New Mexico is fortunate to be the home of numerous and diverse wildlife species. The state agency tasked with protecting New Mexico’s wildlife, the N.M. Game and Fish department, is, however, focused on making sure that a few selected game species are available for hunters.
This emphasis on elk and deer is at the expense of other species, especially apex predators, such as bears, mountain lions and wolves.
This is driven in part by the department being funded through the sale of hunting and fishing licenses rather than from the state’s general fund.
Only 4 percent of New Mexicans are hunters. Accordingly, the other 96 percent have little say in department policies.
An example of this lack of input is that the department encourages children to take up trapping, which often results in animals, some domestic, suffering in steel leg traps for days.
The department also does not oppose animal killing contests, but does oppose the reintroduction of the Mexican gray wolf. Numerous polls have shown overwhelming support by New Mexicans for wolf reintroduction and against trapping.

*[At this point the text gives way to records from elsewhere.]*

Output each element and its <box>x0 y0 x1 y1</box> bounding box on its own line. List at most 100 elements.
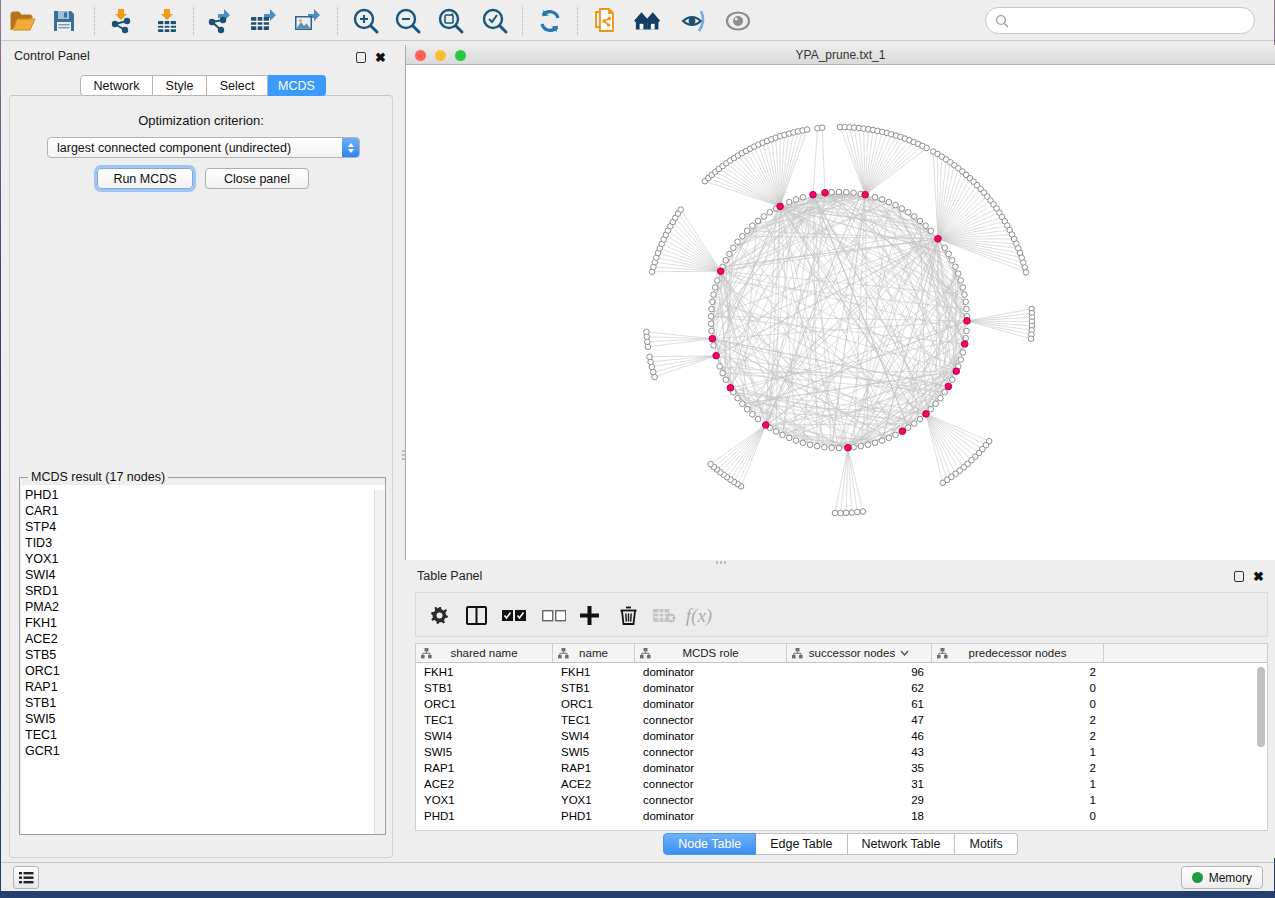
table-row[interactable]: ORC1ORC1dominator610 <box>416 696 1267 712</box>
save-session-icon[interactable] <box>49 7 79 35</box>
table-row[interactable]: SWI5SWI5connector431 <box>416 744 1267 760</box>
graph-node[interactable] <box>872 194 878 200</box>
graph-node[interactable] <box>960 285 966 291</box>
mcds-result-item[interactable]: SWI5 <box>21 711 385 727</box>
graph-node-dominator[interactable] <box>727 385 734 392</box>
graph-node-dominator[interactable] <box>862 191 869 198</box>
graph-node[interactable] <box>960 350 966 356</box>
graph-node[interactable] <box>964 306 970 312</box>
graph-node[interactable] <box>761 214 767 220</box>
graph-node[interactable] <box>829 445 835 451</box>
graph-node-dominator[interactable] <box>777 203 784 210</box>
graph-node[interactable] <box>923 223 929 229</box>
network-canvas[interactable] <box>406 65 1275 560</box>
select-all-icon[interactable] <box>502 593 526 638</box>
zoom-out-icon[interactable] <box>393 7 423 35</box>
graph-node-dominator[interactable] <box>923 411 930 418</box>
graph-node[interactable] <box>949 377 955 383</box>
column-header-name[interactable]: name <box>553 644 635 662</box>
graph-node[interactable] <box>710 299 716 305</box>
close-panel-button[interactable]: Close panel <box>205 168 309 189</box>
tab-select[interactable]: Select <box>207 75 268 96</box>
graph-node[interactable] <box>1023 270 1029 276</box>
table-row[interactable]: PHD1PHD1dominator180 <box>416 808 1267 824</box>
graph-node[interactable] <box>814 443 820 449</box>
graph-node[interactable] <box>644 329 650 335</box>
graph-node[interactable] <box>709 328 715 334</box>
graph-node[interactable] <box>905 425 911 431</box>
graph-node[interactable] <box>865 442 871 448</box>
graph-node[interactable] <box>958 357 964 363</box>
graph-node[interactable] <box>953 264 959 270</box>
graph-node[interactable] <box>740 233 746 239</box>
graph-node[interactable] <box>750 223 756 229</box>
mcds-result-item[interactable]: STB5 <box>21 647 385 663</box>
graph-node[interactable] <box>836 189 842 195</box>
graph-node[interactable] <box>893 432 899 438</box>
graph-node[interactable] <box>804 127 810 133</box>
graph-node[interactable] <box>949 258 955 264</box>
graph-node[interactable] <box>744 228 750 234</box>
graph-node[interactable] <box>963 299 969 305</box>
table-row[interactable]: ACE2ACE2connector311 <box>416 776 1267 792</box>
mcds-result-item[interactable]: SRD1 <box>21 583 385 599</box>
zoom-in-icon[interactable] <box>351 7 381 35</box>
mcds-list-scrollbar[interactable] <box>374 490 385 834</box>
graph-node[interactable] <box>786 435 792 441</box>
tab-motifs[interactable]: Motifs <box>955 833 1017 855</box>
graph-node-dominator[interactable] <box>845 444 852 451</box>
graph-node[interactable] <box>711 343 717 349</box>
graph-node[interactable] <box>851 190 857 196</box>
mcds-result-item[interactable]: FKH1 <box>21 615 385 631</box>
mcds-result-item[interactable]: YOX1 <box>21 551 385 567</box>
graph-node[interactable] <box>911 214 917 220</box>
graph-node[interactable] <box>723 258 729 264</box>
mcds-result-item[interactable]: STB1 <box>21 695 385 711</box>
graph-node[interactable] <box>793 197 799 203</box>
refresh-layout-icon[interactable] <box>535 7 565 35</box>
graph-node[interactable] <box>938 395 944 401</box>
run-mcds-button[interactable]: Run MCDS <box>97 168 193 189</box>
mcds-result-item[interactable]: TEC1 <box>21 727 385 743</box>
show-columns-icon[interactable] <box>465 593 487 638</box>
graph-node[interactable] <box>735 395 741 401</box>
graph-node[interactable] <box>855 509 861 515</box>
graph-node[interactable] <box>942 389 948 395</box>
table-float-panel-icon[interactable] <box>1234 571 1244 582</box>
tab-edge-table[interactable]: Edge Table <box>756 833 847 855</box>
graph-node[interactable] <box>886 435 892 441</box>
table-row[interactable]: TEC1TEC1connector472 <box>416 712 1267 728</box>
graph-node-dominator[interactable] <box>899 428 906 435</box>
graph-node[interactable] <box>829 189 835 195</box>
table-row[interactable]: SWI4SWI4dominator462 <box>416 728 1267 744</box>
mcds-result-item[interactable]: STP4 <box>21 519 385 535</box>
graph-node[interactable] <box>727 251 733 257</box>
table-close-panel-icon[interactable]: ✖ <box>1253 571 1264 582</box>
export-table-icon[interactable] <box>248 7 278 35</box>
graph-node[interactable] <box>720 370 726 376</box>
optimization-dropdown[interactable]: largest connected component (undirected) <box>47 137 360 158</box>
zoom-fit-icon[interactable] <box>436 7 466 35</box>
graph-node-dominator[interactable] <box>717 268 724 275</box>
graph-node[interactable] <box>905 210 911 216</box>
import-network-icon[interactable] <box>106 7 136 35</box>
memory-button[interactable]: Memory <box>1181 866 1263 889</box>
graph-node[interactable] <box>849 510 855 516</box>
graph-node[interactable] <box>708 461 714 467</box>
tab-mcds[interactable]: MCDS <box>268 75 326 96</box>
mcds-result-item[interactable]: GCR1 <box>21 743 385 759</box>
graph-node[interactable] <box>731 245 737 251</box>
graph-node[interactable] <box>822 444 828 450</box>
graph-node[interactable] <box>715 278 721 284</box>
graph-node[interactable] <box>893 202 899 208</box>
graph-node[interactable] <box>886 199 892 205</box>
graph-node-dominator[interactable] <box>945 383 952 390</box>
graph-node[interactable] <box>807 442 813 448</box>
graph-node-dominator[interactable] <box>709 335 716 342</box>
graph-node-dominator[interactable] <box>964 318 971 325</box>
graph-node[interactable] <box>958 278 964 284</box>
graph-node[interactable] <box>647 354 653 360</box>
network-titlebar[interactable]: YPA_prune.txt_1 <box>406 45 1275 65</box>
task-history-button[interactable] <box>13 866 39 889</box>
graph-node[interactable] <box>712 285 718 291</box>
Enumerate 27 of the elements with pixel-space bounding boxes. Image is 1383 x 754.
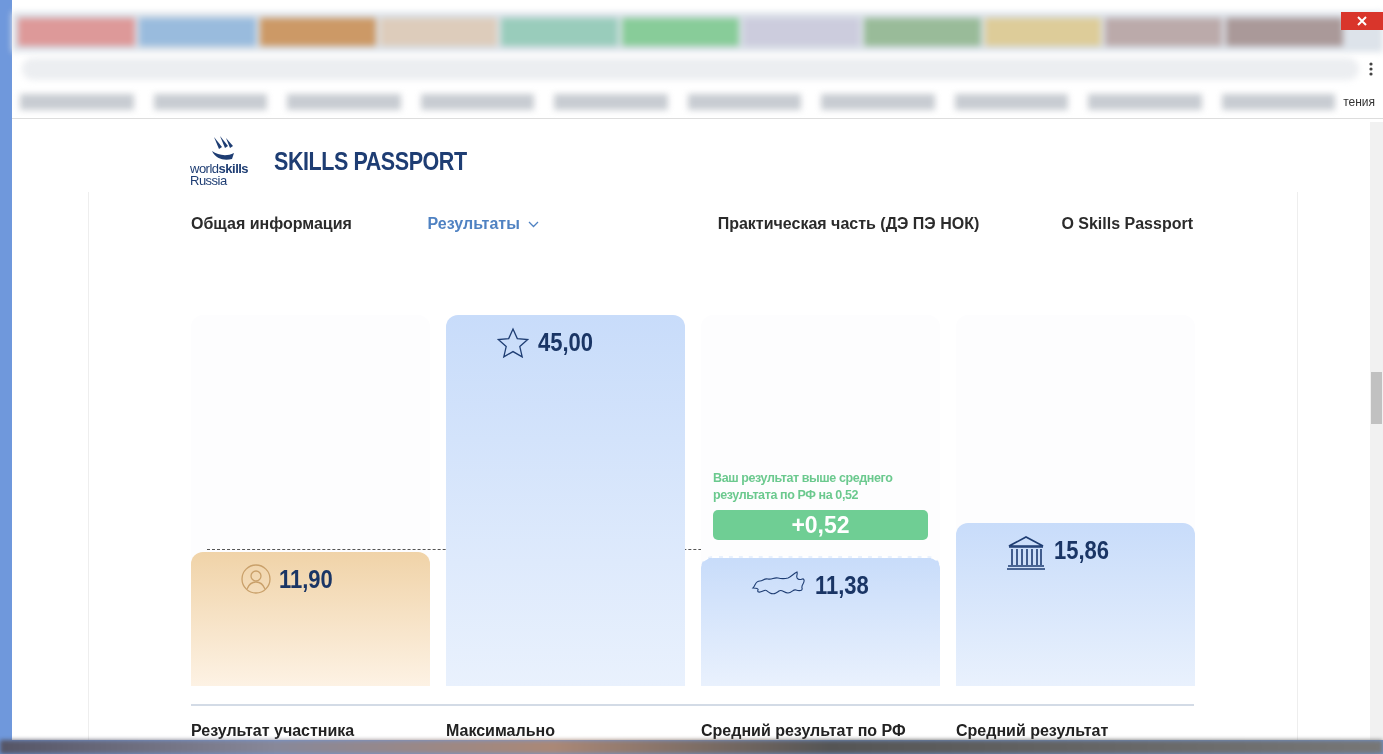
scrollbar[interactable] <box>1370 122 1383 740</box>
person-icon <box>241 564 271 595</box>
menu-icon[interactable] <box>1369 62 1373 76</box>
bookmark-label[interactable]: тения <box>1343 95 1375 109</box>
difference-badge: +0,52 <box>713 510 928 541</box>
logo-text: worldskills <box>190 163 249 175</box>
result-value: 11,38 <box>815 570 869 601</box>
nav-tab[interactable]: Общая информация <box>191 215 428 233</box>
nav-tab[interactable]: О Skills Passport <box>1061 215 1193 233</box>
close-icon <box>1357 16 1367 26</box>
result-value: 45,00 <box>538 327 594 357</box>
result-value: 15,86 <box>1054 534 1110 565</box>
nav-tab[interactable]: Результаты <box>427 215 718 233</box>
worldskills-logo[interactable]: worldskills Russia <box>190 135 249 187</box>
result-label: Максимально <box>446 722 556 740</box>
comparison-note: Ваш результат выше среднего результата по РФ на 0,52 <box>713 470 894 505</box>
result-label: Средний результат по РФ <box>701 722 907 740</box>
logo-text: Russia <box>190 175 228 187</box>
site-title: SKILLS PASSPORT <box>274 146 467 176</box>
result-value: 11,90 <box>279 564 333 595</box>
close-button[interactable] <box>1341 12 1383 30</box>
nav-tab[interactable]: Практическая часть (ДЭ ПЭ НОК) <box>717 215 1062 233</box>
building-icon <box>1006 534 1046 571</box>
result-label: Средний результат <box>956 722 1110 740</box>
star-icon <box>496 327 530 359</box>
scrollbar-thumb[interactable] <box>1371 372 1382 424</box>
result-label: Результат участника <box>191 722 356 740</box>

The department is overseen by a seven-member politically appointed commission with no expertise in scientific wildlife management. All members are hunters, and most have ties to ranching, and oil and gas corporations, as well as extreme right wing organizations.
The previous chairman, rancher Scott Bidegain, was charged with illegal hunting and forced to resign. He and other commissioners have also been involved in animal killing contests.
All this points to a commission and department that are completely out of touch with the values of most New Mexicans!
So what can be done to bring wildlife management into the 21st century? First, the manner in which the department is funded must change. Revenue from the sale of licenses should go into the general fund and department funding should become a part of the regular budget process.
To increase revenue, an outdoor recreation fee on the sale of outdoor gear and equipment should be established by the Legislature. This would help put the interests of the 96 percent of New Mexicans who do not hunt on par with the 4 percent who do.
Next, the makeup of the commission must be changed to reflect the values of all New Mexicans.
By law, the commission should be required to have members that represent conservation, non-game species, scientific wildlife management and the environment, as well as hunting and fishing.
Politics has no place in wildlife management.
Making these changes will not be easy. Nevertheless, now is the time to start the conversation on how best to bring wildlife management into the 21st century.